He’d lost his wife and daughter.
He’d lost his child. Something I could not fathom. Something that you never recovered from.
That pain had stayed with him, so it made sense that he might not ever want another child. Might never want to know that pain again.
Beyond that, neither of us were particularly young. A child was hard work. Was years of hard work. All-encompassing but rewarding hard work. Swiss lived a particular lifestyle. He liked freedom, liked partying, staying up late, doing what he wanted.
I liked that too. I’d just discovered that. And for the first time in my life, I could make choices for myself.
My daughter was grown and out of the house. Of course I never stopped being her mother, but I’d entered a different season of motherhood. Did I want to start all over again?
With Swiss.
With a baby with his eyes, with his smile, seeing him hold that baby in his arms. Seeing him as a father.
“I don’t know,” I said honestly after processing for a while. “Maybe. I want everything life has to offer with you. And I know that a child deserves to have you as a father.”
Swiss’s expression was carefully blank. He didn’t speak for a long time. “I don’t know if I can do it,” he confessed hoarsely. “If I can face that fear.”
There was incredible, heartbreaking vulnerability in his voice.

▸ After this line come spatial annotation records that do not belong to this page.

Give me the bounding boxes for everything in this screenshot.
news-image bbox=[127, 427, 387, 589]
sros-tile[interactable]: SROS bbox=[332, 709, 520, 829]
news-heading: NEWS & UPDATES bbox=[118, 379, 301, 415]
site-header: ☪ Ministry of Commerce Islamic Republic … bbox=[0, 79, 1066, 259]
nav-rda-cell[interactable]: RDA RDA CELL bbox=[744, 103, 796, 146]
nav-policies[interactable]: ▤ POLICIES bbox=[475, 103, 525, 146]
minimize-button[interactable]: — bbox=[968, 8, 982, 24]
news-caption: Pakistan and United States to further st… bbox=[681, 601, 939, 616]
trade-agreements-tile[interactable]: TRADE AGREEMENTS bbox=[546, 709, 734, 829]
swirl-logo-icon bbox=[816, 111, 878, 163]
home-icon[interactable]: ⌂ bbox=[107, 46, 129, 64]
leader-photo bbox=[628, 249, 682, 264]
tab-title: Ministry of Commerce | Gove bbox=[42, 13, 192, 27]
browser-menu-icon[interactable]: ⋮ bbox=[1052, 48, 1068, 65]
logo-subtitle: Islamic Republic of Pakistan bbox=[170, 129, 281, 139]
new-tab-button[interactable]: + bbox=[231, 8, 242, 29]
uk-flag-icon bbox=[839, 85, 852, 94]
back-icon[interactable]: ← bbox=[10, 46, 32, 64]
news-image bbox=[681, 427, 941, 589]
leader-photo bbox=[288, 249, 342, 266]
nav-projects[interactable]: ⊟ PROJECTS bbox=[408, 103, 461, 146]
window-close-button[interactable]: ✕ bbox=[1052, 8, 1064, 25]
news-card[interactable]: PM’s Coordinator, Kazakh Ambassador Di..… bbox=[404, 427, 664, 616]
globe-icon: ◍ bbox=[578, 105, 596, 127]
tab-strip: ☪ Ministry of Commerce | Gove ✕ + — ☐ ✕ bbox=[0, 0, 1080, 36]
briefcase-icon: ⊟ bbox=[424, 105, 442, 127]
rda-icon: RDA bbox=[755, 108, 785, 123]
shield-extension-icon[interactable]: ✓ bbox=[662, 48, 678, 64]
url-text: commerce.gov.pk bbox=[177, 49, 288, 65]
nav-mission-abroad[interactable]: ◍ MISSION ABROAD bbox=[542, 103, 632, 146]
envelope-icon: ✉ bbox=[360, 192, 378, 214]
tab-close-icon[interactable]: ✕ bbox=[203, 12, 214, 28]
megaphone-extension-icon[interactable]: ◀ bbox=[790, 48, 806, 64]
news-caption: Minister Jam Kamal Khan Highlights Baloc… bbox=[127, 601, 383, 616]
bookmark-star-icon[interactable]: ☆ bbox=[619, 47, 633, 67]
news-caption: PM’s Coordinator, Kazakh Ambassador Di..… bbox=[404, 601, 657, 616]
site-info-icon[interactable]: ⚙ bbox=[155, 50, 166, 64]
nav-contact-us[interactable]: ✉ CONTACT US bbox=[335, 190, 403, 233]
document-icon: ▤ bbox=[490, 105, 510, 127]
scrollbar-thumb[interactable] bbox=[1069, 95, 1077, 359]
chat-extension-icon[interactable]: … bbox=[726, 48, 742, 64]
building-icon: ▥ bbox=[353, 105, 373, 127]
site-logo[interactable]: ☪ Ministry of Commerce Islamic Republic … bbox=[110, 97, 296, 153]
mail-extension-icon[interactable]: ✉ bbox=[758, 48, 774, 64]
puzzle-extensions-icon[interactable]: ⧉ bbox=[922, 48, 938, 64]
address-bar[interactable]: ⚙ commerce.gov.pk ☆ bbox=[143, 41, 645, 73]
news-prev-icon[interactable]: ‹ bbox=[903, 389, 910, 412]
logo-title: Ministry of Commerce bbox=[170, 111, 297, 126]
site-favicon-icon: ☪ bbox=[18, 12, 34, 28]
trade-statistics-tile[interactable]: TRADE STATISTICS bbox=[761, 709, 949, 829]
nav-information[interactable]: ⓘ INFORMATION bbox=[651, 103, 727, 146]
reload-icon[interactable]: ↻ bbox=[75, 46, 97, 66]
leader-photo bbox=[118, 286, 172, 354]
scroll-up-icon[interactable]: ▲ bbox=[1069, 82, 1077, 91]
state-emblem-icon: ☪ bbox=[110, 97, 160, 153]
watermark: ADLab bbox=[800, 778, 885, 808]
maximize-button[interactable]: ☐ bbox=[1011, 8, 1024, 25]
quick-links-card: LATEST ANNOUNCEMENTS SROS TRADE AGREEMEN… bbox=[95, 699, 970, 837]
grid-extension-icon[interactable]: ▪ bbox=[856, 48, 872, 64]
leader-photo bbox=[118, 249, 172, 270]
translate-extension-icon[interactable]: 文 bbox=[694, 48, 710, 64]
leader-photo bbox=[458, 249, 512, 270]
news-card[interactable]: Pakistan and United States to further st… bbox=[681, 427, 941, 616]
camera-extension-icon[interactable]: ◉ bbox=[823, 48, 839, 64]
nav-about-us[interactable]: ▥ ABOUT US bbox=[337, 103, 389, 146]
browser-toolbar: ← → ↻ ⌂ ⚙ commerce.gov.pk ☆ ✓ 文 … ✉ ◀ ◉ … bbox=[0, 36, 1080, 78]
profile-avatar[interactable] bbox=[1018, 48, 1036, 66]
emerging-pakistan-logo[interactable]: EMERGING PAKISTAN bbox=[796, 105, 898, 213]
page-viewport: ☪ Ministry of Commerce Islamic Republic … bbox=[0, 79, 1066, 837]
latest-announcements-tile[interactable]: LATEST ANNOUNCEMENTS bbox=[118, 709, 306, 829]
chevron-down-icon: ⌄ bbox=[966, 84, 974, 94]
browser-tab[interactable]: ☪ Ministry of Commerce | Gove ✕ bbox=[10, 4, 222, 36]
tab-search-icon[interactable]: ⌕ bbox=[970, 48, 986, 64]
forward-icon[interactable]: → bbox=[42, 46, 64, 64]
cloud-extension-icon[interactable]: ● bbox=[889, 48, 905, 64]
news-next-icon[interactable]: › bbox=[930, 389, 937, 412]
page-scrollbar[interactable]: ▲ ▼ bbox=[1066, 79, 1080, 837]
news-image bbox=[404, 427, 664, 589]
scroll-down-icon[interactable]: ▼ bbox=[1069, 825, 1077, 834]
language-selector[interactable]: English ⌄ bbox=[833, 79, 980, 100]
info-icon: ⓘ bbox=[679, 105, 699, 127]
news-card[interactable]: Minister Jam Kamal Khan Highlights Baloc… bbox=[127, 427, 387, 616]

I reached up to stroke his face. “Well, if you can’t, if you don’t want to, you don’t have to. I want you. That’s all I want. Everything else is just gravy.”
A ghost of a smile twitched the corner of his lip. “Just gravy, huh?”
I smiled, nodding. “You’re all I’ll ever need.”
His smile flattened. “You too, Countess.”
Eventually, we found our way back to bed. But even in Swiss’s arms, I didn’t find sleep for a long time. We had had sex unprotected. Not something new for us. When he learned I was on birth control, Swiss had been adamant about taking me ‘raw.’ I wasn’t one to protest that.
But I’d been in the hospital in intensive care. Then I’d been recovering from those wounds in a new home. Then I’d been pissed at Swiss. I hadn’t exactly prioritized getting my birth control prescription filled.
And we’d just had sex. A lot of it. In what could be described as my ‘fertile window.’
In the wake of everything we had just gone through, the choice very well could’ve been taken away from us.
That thought kept me awake for a long time.